Jefferies also pointed to Genesco’s officials concerns that social media is shortening trend cycles.

On Lids, Jefferies sees the business stabilizing with same-store sales down 7 percent in the first quarter versus down 14 percent in the fourth quarter and facing easy comparisons going forward. But a lack of a major product trend should limit the size the recovery in the near term. The analysts wrote, “While in the past major product trends (snapback hats, trucker hats, visors, dad hats) have helped support comp growth for Lids, near term, we expect the lack of a dominant hat trend to limit the magnitude of the division’s inflection.”

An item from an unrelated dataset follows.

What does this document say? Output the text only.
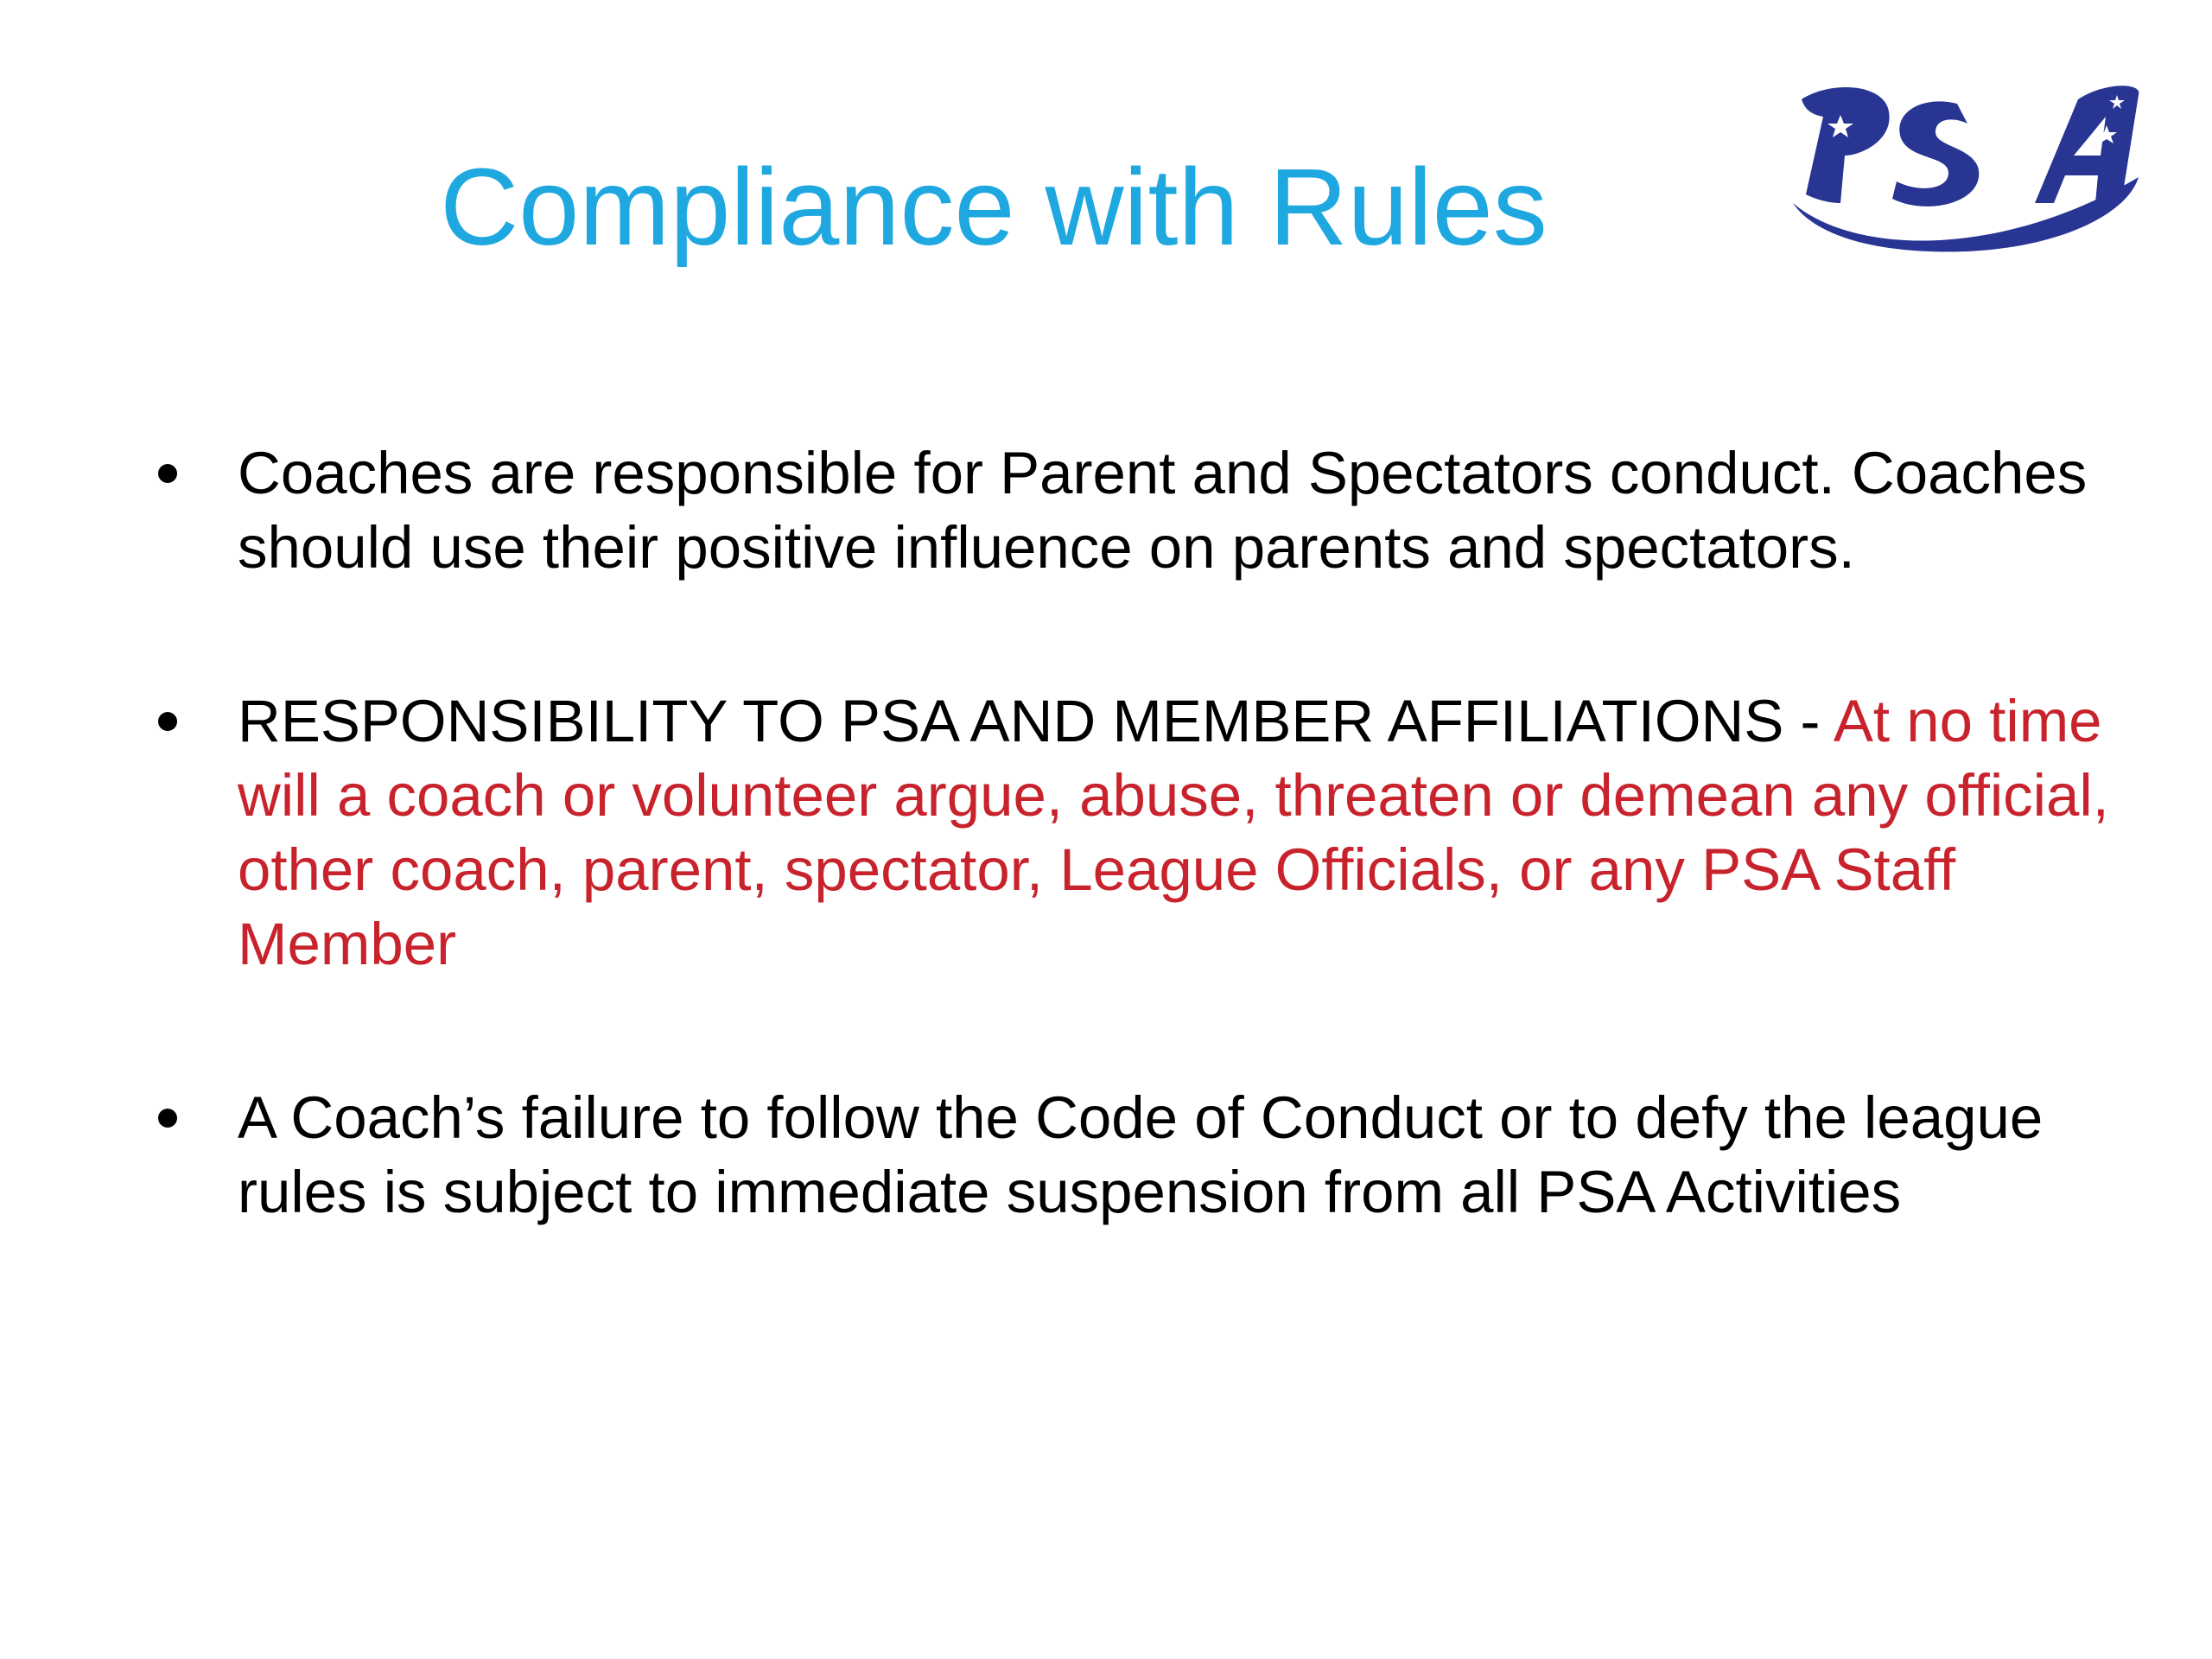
Compliance with Rules
Coaches are responsible for Parent and Spectators conduct. Coaches should use their positive influence on parents and spectators.
RESPONSIBILITY TO PSA AND MEMBER AFFILIATIONS - At no time will a coach or volunteer argue, abuse, threaten or demean any official, other coach, parent, spectator, League Officials, or any PSA Staff Member
A Coach’s failure to follow the Code of Conduct or to defy the league rules is subject to immediate suspension from all PSA Activities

Also, Jefferies noted that NFL merchandise declines should moderate as many temporary issues, including player injuries, politics, major market team losses, impacted demand. But surveys are showing that interest in the NFL remains down and parents are concerned about having their kids play football due to concussion risks. Lids also faces strong competition from Fanatics, which operates the online stores for many of the major sports leagues.

Finally on Lids, Jefferies said that while it’s likely that Lids will be divested due to pressure from activist shareholders, a deal might not get done because the valuation may come in lower than Genesco’s target. Jefferies cited Fanatics as the most likely strategic buyer and said private equity buyers may arrive while also noting that interest in buyouts of mall-based retailers has lessened with the foot traffic issues facing malls. In mid-February, Genesco announced plans to explore divesting Lids.

Other risks at Genesco include a deceleration of trends at Schuh, Genesco’s U.K.-based footwear chain, over the last two quarters and margin pressures due to the shifts towards e-commerce and higher wages

Jefferies also lowered its FY19 EPS estimate to $3.15 from $3.25. That compares to guidance of $3.05-$3.45 and consensus of $3.19. Wrote Jefferies, “While we think that guidance and consensus are achievable, we would note that there is some risk to the guide, given management has already guided that 2Q is unlikely to be EPS positive, despite a $20M favorable sales shift. This put a lot of onus on the back half, which will be pressured by a $20M negative sales shift in 3Q and the lapping progressively more challenging compares in 4Q.”

The FY20 estimate is now $3.45, down from $3.50 previously and consensus of $3.54.